THE APPEAL IS DISMISSED.
END OF FILE.
 The record contains a March 5, 2010 letter from DOH’s director to the nurse. In addition to reiterating the points made in her January letter (discussed above), the director’s March letter explained that the pediatrician’s October letter was “inadequate because it does not sufficiently specify both the reasons why the immunizations are contraindicated and the time period when they are contraindicated. Such additional information is necessary to determine the legitimacy of a request for medical exemption.” The record also contains a letter dated March 8, 2010 from the school physician to the assistant superintendent stating that “according to the documentation submitted, the reason stated does not meet the criteria for granting a medical exemption.”
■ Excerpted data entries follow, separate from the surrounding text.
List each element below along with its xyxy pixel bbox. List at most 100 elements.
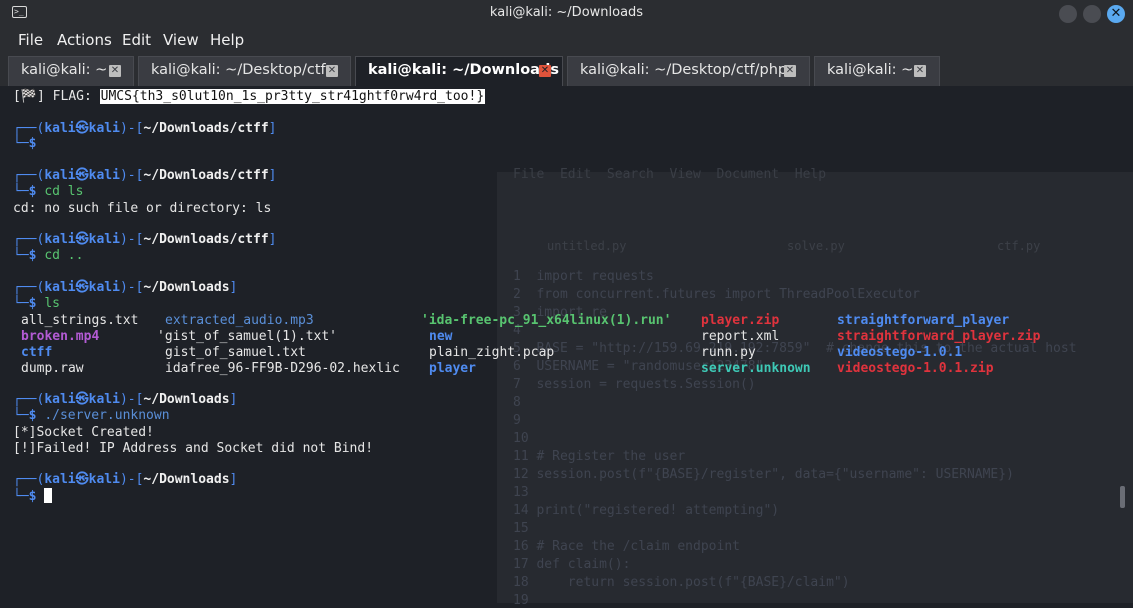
terminal-output[interactable]: File Edit Search View Document Help unti… bbox=[0, 86, 1133, 608]
tab-close-icon[interactable]: ✕ bbox=[539, 65, 551, 77]
prompt-dollar: $ bbox=[28, 248, 37, 263]
ghost-code-line: 19 bbox=[513, 593, 529, 608]
ghost-code-line: 2 from concurrent.futures import ThreadP… bbox=[513, 287, 920, 302]
tab-home[interactable]: kali@kali: ~ ✕ bbox=[8, 56, 134, 86]
tab-close-icon[interactable]: ✕ bbox=[914, 65, 926, 77]
ls-file: all_strings.txt bbox=[21, 313, 139, 328]
tab-home-2[interactable]: kali@kali: ~ ✕ bbox=[814, 56, 940, 86]
prompt-user: kali㉿kali bbox=[44, 121, 120, 136]
ghost-code-line: 8 bbox=[513, 395, 521, 410]
flag-line: [🏁] FLAG: UMCS{th3_s0lut10n_1s_pr3tty_st… bbox=[13, 89, 486, 105]
background-editor-window: File Edit Search View Document Help unti… bbox=[497, 167, 1133, 608]
tab-close-icon[interactable]: ✕ bbox=[784, 65, 796, 77]
prompt-user: kali㉿kali bbox=[44, 280, 120, 295]
prompt-close: ] bbox=[268, 232, 277, 247]
tab-close-icon[interactable]: ✕ bbox=[326, 65, 338, 77]
menu-edit[interactable]: Edit bbox=[122, 31, 151, 49]
command-text: ls bbox=[44, 296, 60, 311]
prompt-mid: )-[ bbox=[119, 392, 144, 407]
prompt-mid: )-[ bbox=[119, 280, 144, 295]
prompt-dir: ~/Downloads/ctff bbox=[143, 121, 269, 136]
ls-file: videostego-1.0.1 bbox=[837, 345, 963, 360]
tab-label: kali@kali: ~/Desktop/ctf bbox=[151, 62, 326, 78]
prompt-dir: ~/Downloads/ctff bbox=[143, 168, 269, 183]
prompt-open: ┌──( bbox=[13, 472, 45, 487]
tab-label: kali@kali: ~ bbox=[827, 62, 914, 78]
menu-bar: File Actions Edit View Help bbox=[0, 27, 1133, 53]
prompt-open: ┌──( bbox=[13, 168, 45, 183]
ghost-code-line: 17 def claim(): bbox=[513, 557, 631, 572]
ghost-tab: ctf.py bbox=[997, 239, 1041, 253]
error-output: cd: no such file or directory: ls bbox=[13, 201, 272, 216]
flag-prefix: [🏁] FLAG: bbox=[13, 89, 100, 104]
tab-close-icon[interactable]: ✕ bbox=[109, 65, 121, 77]
tab-label: kali@kali: ~ bbox=[21, 62, 108, 78]
ls-file: dump.raw bbox=[21, 361, 84, 376]
prompt-tail: └─ bbox=[13, 408, 29, 423]
ghost-code-line: 15 bbox=[513, 521, 529, 536]
command-text: ./server.unknown bbox=[44, 408, 170, 423]
command-line: └─$ ./server.unknown bbox=[13, 408, 170, 424]
ghost-code-line: 9 bbox=[513, 413, 521, 428]
title-bar: >_ kali@kali: ~/Downloads ✕ bbox=[0, 0, 1133, 27]
prompt-user: kali㉿kali bbox=[44, 232, 120, 247]
prompt-close: ] bbox=[268, 121, 277, 136]
command-text: cd ls bbox=[44, 184, 84, 199]
ls-file: idafree_96-FF9B-D296-02.hexlic bbox=[165, 361, 400, 376]
menu-actions[interactable]: Actions bbox=[57, 31, 112, 49]
prompt-open: ┌──( bbox=[13, 232, 45, 247]
command-line[interactable]: └─$ bbox=[13, 488, 53, 505]
command-line: └─$ cd ls bbox=[13, 184, 83, 200]
ls-file: straightforward_player bbox=[837, 313, 1010, 328]
ls-file: runn.py bbox=[701, 345, 756, 360]
ghost-code-line: 11 # Register the user bbox=[513, 449, 686, 464]
tab-desktop-ctf-php[interactable]: kali@kali: ~/Desktop/ctf/php ✕ bbox=[567, 56, 810, 86]
prompt-dollar: $ bbox=[28, 296, 37, 311]
ls-file: report.xml bbox=[701, 329, 780, 344]
tab-downloads[interactable]: kali@kali: ~/Downloads ✕ bbox=[355, 56, 563, 86]
menu-file[interactable]: File bbox=[18, 31, 43, 49]
ghost-code-line: 14 print("registered! attempting") bbox=[513, 503, 780, 518]
menu-help[interactable]: Help bbox=[210, 31, 244, 49]
ghost-code-line: 18 return session.post(f"{BASE}/claim") bbox=[513, 575, 850, 590]
maximize-button[interactable] bbox=[1083, 5, 1101, 23]
close-window-button[interactable]: ✕ bbox=[1107, 5, 1125, 23]
ghost-code-line: 16 # Race the /claim endpoint bbox=[513, 539, 740, 554]
prompt-dir: ~/Downloads/ctff bbox=[143, 232, 269, 247]
prompt-close: ] bbox=[268, 168, 277, 183]
ls-file: player bbox=[429, 361, 476, 376]
scrollbar-thumb[interactable] bbox=[1120, 486, 1125, 508]
ghost-code-line: 12 session.post(f"{BASE}/register", data… bbox=[513, 467, 1014, 482]
ls-file: plain_zight.pcap bbox=[429, 345, 555, 360]
prompt-tail: └─ bbox=[13, 184, 29, 199]
tab-desktop-ctf[interactable]: kali@kali: ~/Desktop/ctf ✕ bbox=[138, 56, 351, 86]
ls-file: player.zip bbox=[701, 313, 780, 328]
flag-value[interactable]: UMCS{th3_s0lut10n_1s_pr3tty_str41ghtf0rw… bbox=[99, 89, 486, 104]
socket-failed-output: [!]Failed! IP Address and Socket did not… bbox=[13, 441, 374, 456]
ghost-code-line: 7 session = requests.Session() bbox=[513, 377, 756, 392]
prompt-open: ┌──( bbox=[13, 280, 45, 295]
minimize-button[interactable] bbox=[1059, 5, 1077, 23]
prompt-mid: )-[ bbox=[119, 168, 144, 183]
prompt-tail: └─ bbox=[13, 248, 29, 263]
prompt-tail: └─ bbox=[13, 296, 29, 311]
tab-bar: kali@kali: ~ ✕ kali@kali: ~/Desktop/ctf … bbox=[0, 53, 1133, 86]
ls-file: server.unknown bbox=[701, 361, 811, 376]
ghost-code-line: 10 bbox=[513, 431, 529, 446]
prompt-dollar: $ bbox=[28, 489, 37, 504]
prompt-line: ┌──(kali㉿kali)-[~/Downloads/ctff] bbox=[13, 168, 276, 184]
prompt-line: ┌──(kali㉿kali)-[~/Downloads/ctff] bbox=[13, 121, 276, 137]
prompt-dir: ~/Downloads bbox=[143, 280, 230, 295]
command-line: └─$ cd .. bbox=[13, 248, 83, 264]
tab-label: kali@kali: ~/Desktop/ctf/php bbox=[580, 62, 788, 78]
ls-file: broken.mp4 bbox=[21, 329, 100, 344]
ls-file: 'ida-free-pc_91_x64linux(1).run' bbox=[421, 313, 672, 328]
menu-view[interactable]: View bbox=[163, 31, 199, 49]
command-text: cd .. bbox=[44, 248, 84, 263]
prompt-line: ┌──(kali㉿kali)-[~/Downloads/ctff] bbox=[13, 232, 276, 248]
prompt-dollar: $ bbox=[28, 184, 37, 199]
command-line: └─$ ls bbox=[13, 296, 60, 312]
socket-created-output: [*]Socket Created! bbox=[13, 425, 154, 440]
ls-file: ctff bbox=[21, 345, 53, 360]
prompt-dir: ~/Downloads bbox=[143, 392, 230, 407]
 Although respondent does not raise this issue, I note that the record contains no evidence as to whether the board considered and made a final determination regarding petitioner’s appeal, nor does respondent provide any policy, rule or regulation that requires an appeal to the board.
 These documents were also attached as exhibits to petitioner’s reply.
 In the letter, the doctor explains that blood tests conducted on R.F. on March 26, 2010 revealed a “positive immune antibody titre [sic] to measles and mumps, and a negative immune antibody titre [sic] to rubella.”